After five years of marriage and a child, George and I finally resolved that
we were ready for the more profound intimacy of library consolidation. It was
unclear, however, how we were to find a meeting point between his English-garden
approach and my French-garden one. At least in the short run, I prevailed, on
the theory that he could find his books if they were arranged like mine but
I could never find mine if they were arranged like his. We agreed to sort by
topic -- History, Psychology, Nature, Travel, and so on. Literature would
be subdivided by nationality. (If George found this plan excessively finicky,
at least he granted that it was a damn sight better than the system some friends
of ours had told us about. Some friends of theirs had rented their house for
several months to an interior decorator. When they returned, they discovered
that their entire library had been reorganized by color and size. Shortly thereafter,
the decorator met with a fatal automobile accident. I confess that when this
story was told, everyone around the dinner table concurred that justice had
been served.)
So much for the ground rules. We ran into trouble, however, when I announced
my plan to arrange English literature chronologically but American literature
alphabetically by author. My defense went like this: Our English collection
spanned six centuries, and to shelve it chronologically would allow us to watch
the broad sweep of literature unfold before our very eyes. The Victorians belonged
together; separating them would be like breaking up a family. Besides, Susan Sontag arranged
her books chronologically. She had told The New York Times that
it would set her teeth on edge to put Pynchon next to Plato. So there. Our American
collection, on the other hand, was mostly twentieth-century, much of it so recent
that chronological distinctions would require Talmudic hairsplitting. Ergo,
alphabetization. George eventually caved in, but more for the sake of marital
harmony than because of a true conversion. A particularly bad moment occurred
while he was in the process of transferring my Shakespeare collection from one
bookcase to another and I called out, "Be sure to keep the plays in chronological
order!"
"You mean we're going to be chronological
within each author?" he
gasped. "But no one even knows for sure when Shakespeare wrote his plays!"
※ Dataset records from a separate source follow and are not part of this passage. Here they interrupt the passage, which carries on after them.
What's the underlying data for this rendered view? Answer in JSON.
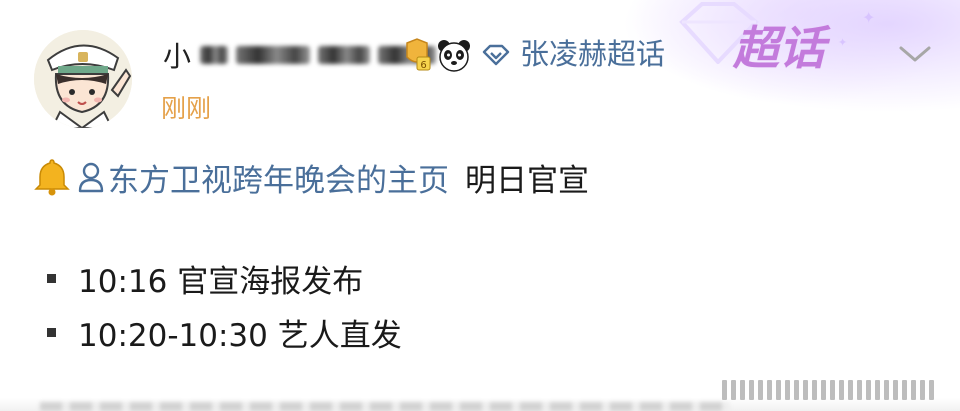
{
  "post": {
    "username": "小",
    "topic": {
      "icon": "diamond-outline-icon",
      "name": "张凌赫超话",
      "super_label": "超话"
    },
    "level_badge": "6",
    "timestamp": "刚刚",
    "mention": {
      "icon": "bell-icon",
      "person_icon": "person-icon",
      "text": "东方卫视跨年晚会的主页",
      "after": "明日官宣"
    },
    "bullets": [
      {
        "text": "10:16 官宣海报发布"
      },
      {
        "text": "10:20-10:30 艺人直发"
      }
    ]
  },
  "colors": {
    "link": "#4a6f9a",
    "timestamp": "#e5a14a",
    "super_label": "#c37bdc",
    "text": "#1a1a1a"
  }
}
"Well," I blustered, "we know he wrote
Romeo and Juliet before
The Tempest. I'd like to see that reflected on our shelves."
George says that was one of the few times he has seriously contemplated divorce.
Our transfer of books across the Mason-Dixon Line that separated my northern
shelves from his southern ones took about a week. Every night we lined up books
on the floor, interlarding mine with his before putting them on the shelves,
which meant that for a week we had to hopscotch over hundreds of volumes in
order to get from bathroom to kitchen to bedroom. We physically handled -- fondled,
really -- every book we owned. Some had inscriptions from old lovers. Some
had inscriptions from each other. Some were like time capsules: my Major British
Writers contained a list of poets required for my 1970 high-school English final;
a postcard with a ten-cent stamp dropped out of George's copy of On the Road.
As our piles accumulated on the floor, we had several heated debates about
not just which books should go together but where they should go. I had lived
in the loft for nine years before George moved in, and English literature had
always occupied the most public spot, the wall facing the front door. (At the
opposite end of the spectrum was a small bookshelf with a door, to the right
of my desk, behind which lurked The Zipcode Directory and The Complete Scarsdale
Diet.) George thought American literature deserved this place of honor instead.
If I agreed to present myself to the world as an acolyte of A. J. Liebling rather
than of Walter Pater, I would be admitting that the academic I had once thought
I'd be had forever been replaced by the journalist I had become. Deciding that
this was the truth and that, furthermore, our entrance wall should represent
my husband as well as myself, I capitulated, but with a lump in my throat.